3. Increment in operations

func (s *Service) Do(ctx context.Context) error {
    err := s.process(ctx)
    if err != nil {
        s.errors.Add(1)
        return err
    }
    s.processed.Add(1)
    return nil
}

4. Wire into the dashboard

Add the service to the dashboard's Register function signature and include its stats in the response:

"my_service": svc.Stats(),

Atomic counters are the right choice for Stats() — they're lock-free, allocation-free, and safe to read from any goroutine at any time.

Production monitoring

Railway health checks

Railway automatically monitors your health endpoint. Configure it in railway.toml:

[deploy]
healthcheckPath = "/api/health"
healthcheckTimeout = 10
restartPolicyType = "ON_FAILURE"
restartPolicyMaxRetries = 5

Railway will restart your service if the health endpoint returns non-200.

Key metrics to watch

Metric	Source	Alert threshold
Health status	`GET /health` → `status`	Any response != `"ok"`
Memory usage	`GET /health` → `memory_mb`	> 80% of container limit
Goroutine count	`GET /health` → `goroutines`	Sustained growth (leak)
5xx error rate	`http.Stats()` → `Status5xx / TotalRequests`	> 1%
Queue backlog	`queue.Stats()` → `Pending`	Growing over time
Dead jobs	`queue.Stats()` → `Dead`	Any increase
Pool waits	`db.Stats()` → `PoolWaits`	Sustained growth
Auth rejections	`auth.Stats()` → `Rejected`	Sudden spike
Email failures	`email.Stats()` → `Errors`	Any increase
Webhook failures	`webhook.Stats()` → `Failures / Sends`	> 5%

Polling from external monitoring

For external uptime monitoring (UptimeRobot, Pingdom, or a simple cron), poll the health endpoint:

# Simple check — exit code 0 if healthy, non-zero if degraded.
curl -sf http://your-app.up.railway.app/api/health > /dev/null

# Detailed check — parse the JSON for specific conditions.
STATUS=$(curl -s http://your-app.up.railway.app/api/health | jq -r '.status')
if [ "$STATUS" != "ok" ]; then
    echo "ALERT: service degraded"
fi

Dashboard polling

The admin panel polls the dashboard endpoint every 30 seconds to show live metrics.
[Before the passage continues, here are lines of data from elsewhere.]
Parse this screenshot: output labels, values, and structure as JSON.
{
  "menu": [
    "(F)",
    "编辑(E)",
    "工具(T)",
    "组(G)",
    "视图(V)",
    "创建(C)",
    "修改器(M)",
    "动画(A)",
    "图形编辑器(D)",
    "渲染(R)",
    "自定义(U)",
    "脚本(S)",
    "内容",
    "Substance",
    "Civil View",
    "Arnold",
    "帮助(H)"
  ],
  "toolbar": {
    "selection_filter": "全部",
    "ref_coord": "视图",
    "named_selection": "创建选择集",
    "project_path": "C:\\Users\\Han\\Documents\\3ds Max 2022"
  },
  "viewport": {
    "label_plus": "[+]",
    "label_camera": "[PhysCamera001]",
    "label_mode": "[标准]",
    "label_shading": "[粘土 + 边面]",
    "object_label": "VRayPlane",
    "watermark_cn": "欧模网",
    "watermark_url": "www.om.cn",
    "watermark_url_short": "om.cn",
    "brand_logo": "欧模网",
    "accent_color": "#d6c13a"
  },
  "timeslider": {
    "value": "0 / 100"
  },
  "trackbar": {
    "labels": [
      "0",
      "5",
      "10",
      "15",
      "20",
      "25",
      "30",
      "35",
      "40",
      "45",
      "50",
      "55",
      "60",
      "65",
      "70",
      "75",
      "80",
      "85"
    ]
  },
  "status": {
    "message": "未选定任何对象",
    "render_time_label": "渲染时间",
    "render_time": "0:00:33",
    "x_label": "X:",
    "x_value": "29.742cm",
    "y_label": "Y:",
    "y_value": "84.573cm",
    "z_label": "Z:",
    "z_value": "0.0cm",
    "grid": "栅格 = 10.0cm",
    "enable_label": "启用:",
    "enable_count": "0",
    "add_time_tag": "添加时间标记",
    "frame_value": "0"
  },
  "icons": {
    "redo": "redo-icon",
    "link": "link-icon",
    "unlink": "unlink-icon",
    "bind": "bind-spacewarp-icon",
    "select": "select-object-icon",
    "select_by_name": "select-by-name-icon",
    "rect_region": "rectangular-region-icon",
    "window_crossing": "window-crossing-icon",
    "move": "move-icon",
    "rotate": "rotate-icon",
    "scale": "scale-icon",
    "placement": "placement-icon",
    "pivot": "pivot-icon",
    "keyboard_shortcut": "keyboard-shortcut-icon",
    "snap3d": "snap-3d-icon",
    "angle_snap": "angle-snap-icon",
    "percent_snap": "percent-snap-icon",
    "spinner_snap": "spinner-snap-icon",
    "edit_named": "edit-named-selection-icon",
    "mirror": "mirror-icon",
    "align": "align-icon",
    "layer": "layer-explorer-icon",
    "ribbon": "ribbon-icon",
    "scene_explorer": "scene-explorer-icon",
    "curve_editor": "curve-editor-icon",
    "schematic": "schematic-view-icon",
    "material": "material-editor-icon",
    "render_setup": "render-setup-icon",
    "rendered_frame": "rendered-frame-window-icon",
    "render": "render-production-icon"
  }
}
The 30-second cache TTL on expensive queries means the dashboard is always responsive — it never waits for a slow aggregation query.

Tips

Health endpoint stays public. No auth — load balancers and monitoring tools need unauthenticated access.
Dashboard endpoint stays protected. It exposes internal counts (users, sessions, queue depth) that shouldn't be public.
Stats() is always safe to call. Atomic reads have zero contention and zero allocations. Call them as often as you need.
Cache expensive queries, not Stats(). Framework Stats() methods are free. Database counts, file sizes, and aggregation queries are not — cache those with a 30-second TTL.
Don't add Stats() to everything. Only packages with meaningful runtime state need it. Config, validation, and CLI don't.
Use ReadMemStats sparingly. It triggers a stop-the-world pause. The health and dashboard endpoints call it once per request — don't call it in a hot loop.
Return 503 for degraded, not 500. Container orchestrators treat 503 as "temporarily unavailable" and may retry routing, while 500 suggests a code bug.